Throughout the years of treatment, Elissa continued to work, first at RAC, then at the National Council for Jewish Women, always pursuing a social justice agenda through legislation and direct action.
Video of Elissa Froman outside the Supreme Court, 2011
At NCJW, she led efforts to help pass the Lily Ledbetter Fair Pay Act and worked on issues as diverse as immigration reform, LGBT equality, statehood for Washington, D.C., hate crimes and anti-bullying laws. In 2010, she won a Heschel Vision Award from Jews United for Justice, an organization in which she was active.
Elissa’s large circle of friends amazed everyone, Rebecca Froman says. “I always used to joke, being all these people’s friend must be a full-time job. She collected people. I don’t know anybody in my life who had more friends than Elissa.”
And with all her seriousness about improving the world, there was nothing stuffy about Elissa Froman, those who know her best say. “She was witty, hilarious,” her sister says.
After her second stem cell transplant, her body began to reject the treatment. She was hospitalized for in Chicago for the 14 months until her death in March 2013.
“We didn’t do a cancer fund-raiser (at her memorial service) because that’s not what she wanted,” Emily Goodstein says. “She did not want a memorial service to be about stem cell research.” Instead, Elissa wanted friends to engage in a letter-writing campaign for immigration reform.

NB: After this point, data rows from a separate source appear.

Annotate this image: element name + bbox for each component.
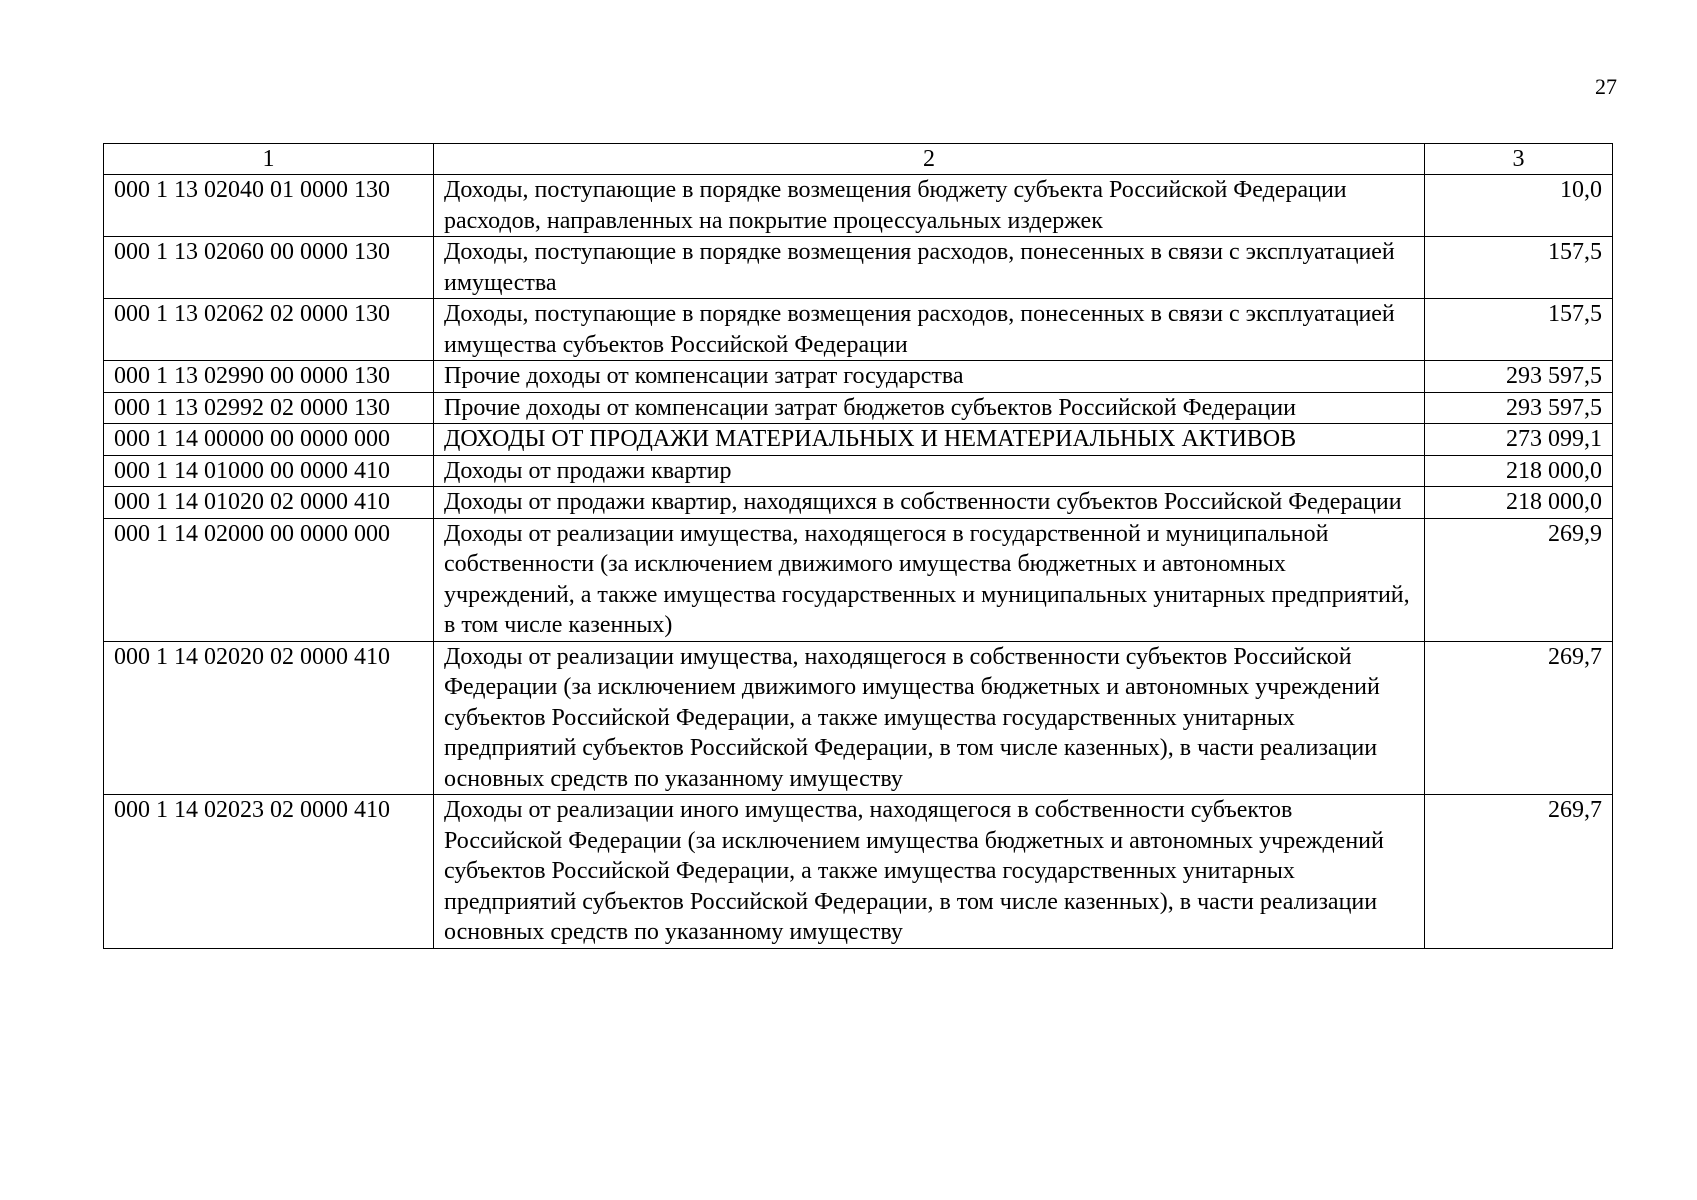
table-row [104,361,1613,393]
row-name: Доходы, поступающие в порядке возмещения расходов, понесенных в связи с эксплуатацией имущества [434,237,1425,299]
column-header-name: 2 [434,144,1425,175]
column-header-amount: 3 [1425,144,1613,175]
row-name: Доходы от продажи квартир [434,455,1425,487]
table-row [104,487,1613,519]
table-row [104,641,1613,795]
table-row [104,455,1613,487]
row-amount: 157,5 [1425,237,1613,299]
table-row [104,237,1613,299]
row-name: Прочие доходы от компенсации затрат бюджетов субъектов Российской Федерации [434,392,1425,424]
column-header-code: 1 [104,144,434,175]
row-amount: 157,5 [1425,299,1613,361]
row-name: Доходы от реализации имущества, находящегося в собственности субъектов Российской Федерации (за исключением движимого имущества бюджетных и автономных учреждений субъектов Российской Федерации, а также имущества государственных унитарных предприятий субъектов Российской Федерации, в том числе казенных), в части реализации основных средств по указанному имуществу [434,641,1425,795]
row-code: 000 1 14 02023 02 0000 410 [104,795,434,949]
table-row [104,795,1613,949]
row-amount: 273 099,1 [1425,424,1613,456]
row-code: 000 1 13 02992 02 0000 130 [104,392,434,424]
row-code: 000 1 14 01020 02 0000 410 [104,487,434,519]
row-code: 000 1 14 02000 00 0000 000 [104,518,434,641]
row-amount: 293 597,5 [1425,361,1613,393]
row-amount: 269,9 [1425,518,1613,641]
table-row [104,392,1613,424]
revenue-table [103,143,1613,949]
table-row [104,299,1613,361]
row-amount: 10,0 [1425,175,1613,237]
row-name: ДОХОДЫ ОТ ПРОДАЖИ МАТЕРИАЛЬНЫХ И НЕМАТЕРИАЛЬНЫХ АКТИВОВ [434,424,1425,456]
row-name: Доходы от реализации имущества, находящегося в государственной и муниципальной собственности (за исключением движимого имущества бюджетных и автономных учреждений, а также имущества государственных и муниципальных унитарных предприятий, в том числе казенных) [434,518,1425,641]
row-amount: 218 000,0 [1425,487,1613,519]
row-amount: 269,7 [1425,641,1613,795]
row-code: 000 1 14 02020 02 0000 410 [104,641,434,795]
row-name: Доходы от реализации иного имущества, находящегося в собственности субъектов Российской Федерации (за исключением имущества бюджетных и автономных учреждений субъектов Российской Федерации, а также имущества государственных унитарных предприятий субъектов Российской Федерации, в том числе казенных), в части реализации основных средств по указанному имуществу [434,795,1425,949]
row-amount: 269,7 [1425,795,1613,949]
row-code: 000 1 13 02060 00 0000 130 [104,237,434,299]
row-amount: 293 597,5 [1425,392,1613,424]
row-name: Доходы, поступающие в порядке возмещения расходов, понесенных в связи с эксплуатацией имущества субъектов Российской Федерации [434,299,1425,361]
page-number: 27 [1595,74,1617,99]
table-row [104,518,1613,641]
row-name: Доходы от продажи квартир, находящихся в собственности субъектов Российской Федерации [434,487,1425,519]
row-code: 000 1 13 02990 00 0000 130 [104,361,434,393]
table-header-row [104,144,1613,175]
row-code: 000 1 13 02062 02 0000 130 [104,299,434,361]
row-code: 000 1 14 00000 00 0000 000 [104,424,434,456]
table-row [104,424,1613,456]
row-name: Доходы, поступающие в порядке возмещения бюджету субъекта Российской Федерации расходов, направленных на покрытие процессуальных издержек [434,175,1425,237]
row-amount: 218 000,0 [1425,455,1613,487]
row-name: Прочие доходы от компенсации затрат государства [434,361,1425,393]
row-code: 000 1 13 02040 01 0000 130 [104,175,434,237]
table-row [104,175,1613,237]
row-code: 000 1 14 01000 00 0000 410 [104,455,434,487]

Even though she never made it to rabbinical school, several friends and co-workers said they thought of Elissa as their rabbi.
“She was our unofficial rabbi, the person we turned to for connecting what we were doing to Jewish text because of her deep knowledge of Judaism,” a NCJW colleague said.
“One of the most beautiful things she left us was her community,” Emily Goodstein says. “She did a really good job at leaving a legacy. The challenge at this point is for us to incorporate a little bit of Elissa in our everyday lives. She is still here challenging us to make the world a better place. That’s the best way to preserve her memory.”